Using sunlight and water to create their own energy, plant photosynthesis is still infinitely more sustainable and efficient than even our best solar technology.
Solar panels have been able to get us close to harnessing the Sun’s energy for our own fuel needs, but the cost of upgrading existing infrastructure to run on solar power — as well as technological challenges — have stood in the way of a sci-fi future with solar-powered transportation.
But scientists haven’t given up hope on this sunlit future. Now, researchers have designed a new, wireless device that can synthesize carbon dioxide, sunlight, and water to create a multi-use, carbon-neutral fuel. The flexibility of this energy creation could make it a good fit into the existing energy infrastructure and a feasible alternative to fossil fuels.
The researchers were able to yield nearly 100 percent fuel from this reaction without any wasteful byproducts.
In a new study published Monday in the journal Nature Energy, a team of chemists from the UK and Japan describe a wireless device for solar energy-harvesting that uses just water, CO2, and sunlight to produce formic acid — a type of fuel that can either be used directly or converted into hydrogen.
“Sometimes things don’t work as well as you expected, but this was a rare case where it actually worked better.”

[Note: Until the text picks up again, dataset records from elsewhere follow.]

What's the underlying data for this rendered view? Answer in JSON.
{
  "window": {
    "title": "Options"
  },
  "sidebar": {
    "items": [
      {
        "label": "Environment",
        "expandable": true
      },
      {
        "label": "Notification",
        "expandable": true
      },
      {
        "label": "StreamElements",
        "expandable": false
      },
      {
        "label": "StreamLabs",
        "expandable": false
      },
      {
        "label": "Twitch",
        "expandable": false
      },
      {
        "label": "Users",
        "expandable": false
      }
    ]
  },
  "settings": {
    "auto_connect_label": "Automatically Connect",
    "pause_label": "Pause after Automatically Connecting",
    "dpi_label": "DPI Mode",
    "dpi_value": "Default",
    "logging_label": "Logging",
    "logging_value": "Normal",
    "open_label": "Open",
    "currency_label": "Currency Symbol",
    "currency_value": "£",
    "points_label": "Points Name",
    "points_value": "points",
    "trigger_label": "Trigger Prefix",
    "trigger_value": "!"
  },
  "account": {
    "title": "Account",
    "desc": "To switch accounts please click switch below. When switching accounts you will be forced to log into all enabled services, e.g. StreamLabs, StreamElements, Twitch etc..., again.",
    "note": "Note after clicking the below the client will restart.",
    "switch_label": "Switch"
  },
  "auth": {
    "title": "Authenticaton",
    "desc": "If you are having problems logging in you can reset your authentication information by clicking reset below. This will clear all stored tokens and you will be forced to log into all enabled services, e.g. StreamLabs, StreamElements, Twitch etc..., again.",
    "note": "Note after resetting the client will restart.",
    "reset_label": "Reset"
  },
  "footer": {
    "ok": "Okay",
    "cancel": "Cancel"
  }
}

The researchers explain that the approach is similar to work published by the UK arm of the team in 2019. The previous research focused on creating “artificial leaves” that used tiny solar cells to absorb photons for energy. An important difference in this study, the authors say, is that it’s even more simplistic, using a “photosheet” instead of individual solar cells to spark this chemical transformation.
Photosheets are made from semiconductor powders and can be manufactured on a mass scale, making them ideal for cost-effective scaling of the technology, the authors say.
This new approach is also more efficient in producing fuel than expected, overcoming a major challenge for the field, saysQian Wang, the study’s first author and chemist at the University of Cambridge.
“It’s been difficult to achieve artificial photosynthesis with a high degree of selectivity, so that you’re converting as much of the sunlight as possible into the fuel you want, rather than be left with a lot of waste,” Wang said in a statement.